Pertanto, a tal proposito, si sconsiglia fortemente di svolgere qualsiasi tipo di rituale, anche il più banale, se ci si trova in un momento particolare in cui si è in collera con qualcuno. È importante ricordare che una volta che un determinato incantesimo viene lanciato è molto complicato e talvolta impossibile annullarlo. Con la magia non si scherza a maggior ragione se potrebbe far del male a qualcuno. Il motivo per cui questi due sentimenti sono cosi potenti nell’ambito magico è sicuramente perché nascono da emozioni molto forti, dal turbamento, dall’ira, dal desiderio di farla pagare a qualcuno che ha fatto del male. In realtà si finisce per fare ancora più male e non solo agli altri.

Odio

anche l’odio è un sentimento molto generale che nel settore dell’occulto spesso richiama altri sentimenti anche peggiori come i sopra citati. In generale l’odio può essere appunto generato per un senso di vendetta, voglia di farla pagare a qualcuno per un torto ricevuto, antipatia ecc.. anche in questo caso va evitato.

Affetto

l’affetto è complicato quando si parla di magia perché spesso di compiono dei rituali cercare di fare del bene per qualcuno a cui teniamo, cosa che sicuramente è molto nobile. Bisogna comunque essere motivati, tenere realmente tanto a quella persona o si potrebbe ricevere l’effetto contrario. In ogni caso non si dovrebbe mai fare dei rituali di magia nera facendo del male a terzi per conto di qualcuno a cui vogliamo bene.

Amore

l’amore è sicuramente uno dei sentimenti più forti in magia. È complesso e spesso tende ad assumere sfaccettature diverse. Considerare l’amore un sentimento esclusivamente positivo nell’ambito della magia è erroneo, poiché spesso l’amore è mosso o è causa di altri di sentimenti. Ad esempio la gelosia potrebbe celarsi dietro l’amore, o anche il rancore ecc… inoltre quando si parla di amore, non sempre si parla di amore puro e incondizionato che attenzione potrebbe essere anche per un famigliare, un amico ecc.. non per forze per il partner. A tal proposito si potrebbe avere a che fare con la lussuria, forza primordiale della magia rossa.
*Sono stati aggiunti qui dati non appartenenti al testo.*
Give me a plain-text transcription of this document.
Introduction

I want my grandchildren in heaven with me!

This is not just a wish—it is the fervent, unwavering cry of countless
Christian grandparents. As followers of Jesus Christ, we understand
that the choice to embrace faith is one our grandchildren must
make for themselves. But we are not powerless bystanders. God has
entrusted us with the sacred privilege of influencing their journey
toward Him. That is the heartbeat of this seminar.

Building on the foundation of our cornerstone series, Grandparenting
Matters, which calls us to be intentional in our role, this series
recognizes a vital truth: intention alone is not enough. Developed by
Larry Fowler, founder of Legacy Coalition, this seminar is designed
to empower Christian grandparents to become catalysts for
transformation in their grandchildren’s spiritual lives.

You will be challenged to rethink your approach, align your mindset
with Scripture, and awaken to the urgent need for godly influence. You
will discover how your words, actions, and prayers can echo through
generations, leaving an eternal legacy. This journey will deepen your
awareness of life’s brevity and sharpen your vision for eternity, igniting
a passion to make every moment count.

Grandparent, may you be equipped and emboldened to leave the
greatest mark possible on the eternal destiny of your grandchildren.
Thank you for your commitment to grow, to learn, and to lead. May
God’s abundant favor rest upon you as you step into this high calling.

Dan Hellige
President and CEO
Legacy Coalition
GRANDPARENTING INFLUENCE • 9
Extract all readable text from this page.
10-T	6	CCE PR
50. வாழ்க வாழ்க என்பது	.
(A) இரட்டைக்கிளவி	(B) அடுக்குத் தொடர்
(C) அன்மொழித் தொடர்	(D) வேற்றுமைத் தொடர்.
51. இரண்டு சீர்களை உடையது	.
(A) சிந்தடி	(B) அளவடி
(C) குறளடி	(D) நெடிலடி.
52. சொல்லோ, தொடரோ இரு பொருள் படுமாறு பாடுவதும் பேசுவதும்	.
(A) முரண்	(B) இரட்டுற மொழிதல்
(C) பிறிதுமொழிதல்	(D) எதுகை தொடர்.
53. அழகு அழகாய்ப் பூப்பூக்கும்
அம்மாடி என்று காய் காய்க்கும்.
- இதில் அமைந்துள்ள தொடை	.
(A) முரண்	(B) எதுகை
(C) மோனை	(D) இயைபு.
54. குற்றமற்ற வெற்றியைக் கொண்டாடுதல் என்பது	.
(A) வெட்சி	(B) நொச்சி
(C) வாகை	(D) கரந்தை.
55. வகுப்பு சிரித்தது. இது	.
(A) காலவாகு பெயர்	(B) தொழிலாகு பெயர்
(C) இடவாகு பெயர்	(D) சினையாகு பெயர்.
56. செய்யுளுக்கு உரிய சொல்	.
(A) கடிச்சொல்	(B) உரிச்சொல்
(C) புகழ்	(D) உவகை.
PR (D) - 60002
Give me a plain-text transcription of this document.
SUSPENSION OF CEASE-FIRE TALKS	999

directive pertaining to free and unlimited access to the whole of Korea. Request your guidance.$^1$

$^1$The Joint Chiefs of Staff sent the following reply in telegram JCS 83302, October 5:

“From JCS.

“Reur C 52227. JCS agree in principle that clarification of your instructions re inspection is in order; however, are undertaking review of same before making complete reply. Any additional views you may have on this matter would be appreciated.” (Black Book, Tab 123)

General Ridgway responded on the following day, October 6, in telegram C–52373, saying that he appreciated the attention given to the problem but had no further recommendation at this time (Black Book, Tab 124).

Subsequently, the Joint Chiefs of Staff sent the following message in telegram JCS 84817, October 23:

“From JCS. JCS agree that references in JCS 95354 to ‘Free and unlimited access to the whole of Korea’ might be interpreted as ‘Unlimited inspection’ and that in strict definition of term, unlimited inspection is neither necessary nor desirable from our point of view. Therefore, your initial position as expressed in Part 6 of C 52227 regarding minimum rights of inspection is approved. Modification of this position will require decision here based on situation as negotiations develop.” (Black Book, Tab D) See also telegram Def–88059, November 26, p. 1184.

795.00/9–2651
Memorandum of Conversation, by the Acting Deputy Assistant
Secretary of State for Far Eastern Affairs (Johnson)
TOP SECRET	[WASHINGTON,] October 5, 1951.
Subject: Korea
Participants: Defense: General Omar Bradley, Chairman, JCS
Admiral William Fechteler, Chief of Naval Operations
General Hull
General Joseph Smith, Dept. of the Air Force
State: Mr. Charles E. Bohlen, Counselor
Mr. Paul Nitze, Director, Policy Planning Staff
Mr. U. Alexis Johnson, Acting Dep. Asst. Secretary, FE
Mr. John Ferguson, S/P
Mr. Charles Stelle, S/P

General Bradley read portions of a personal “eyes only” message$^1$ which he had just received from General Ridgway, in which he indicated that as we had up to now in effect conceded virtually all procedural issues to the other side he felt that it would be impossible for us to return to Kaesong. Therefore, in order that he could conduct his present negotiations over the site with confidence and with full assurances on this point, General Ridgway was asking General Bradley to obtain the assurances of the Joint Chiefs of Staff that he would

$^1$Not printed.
In generale soprattutto chi è alle prime armi avrà a che fare con questi sentimenti quando inizierà a fare uso della magia, quindi è fondamentale che come prima cosa inizi a ispezionare se stesso, a capire quali sentimenti sono più radicati nella propria persona, come usarli e soprattutto che genere di mago si vuole diventare ma soprattutto chi si vuole essere. Da questo primo esame si avranno le basi per avere un primo approccio con il mondo della magia e con i diversi rituali.

Questo articolo parla di credenze popolari. L’esoterismo è un credo, una fede, non obbedisce a nessuna norma ne logica ne tantomeno Scientifica e Medica.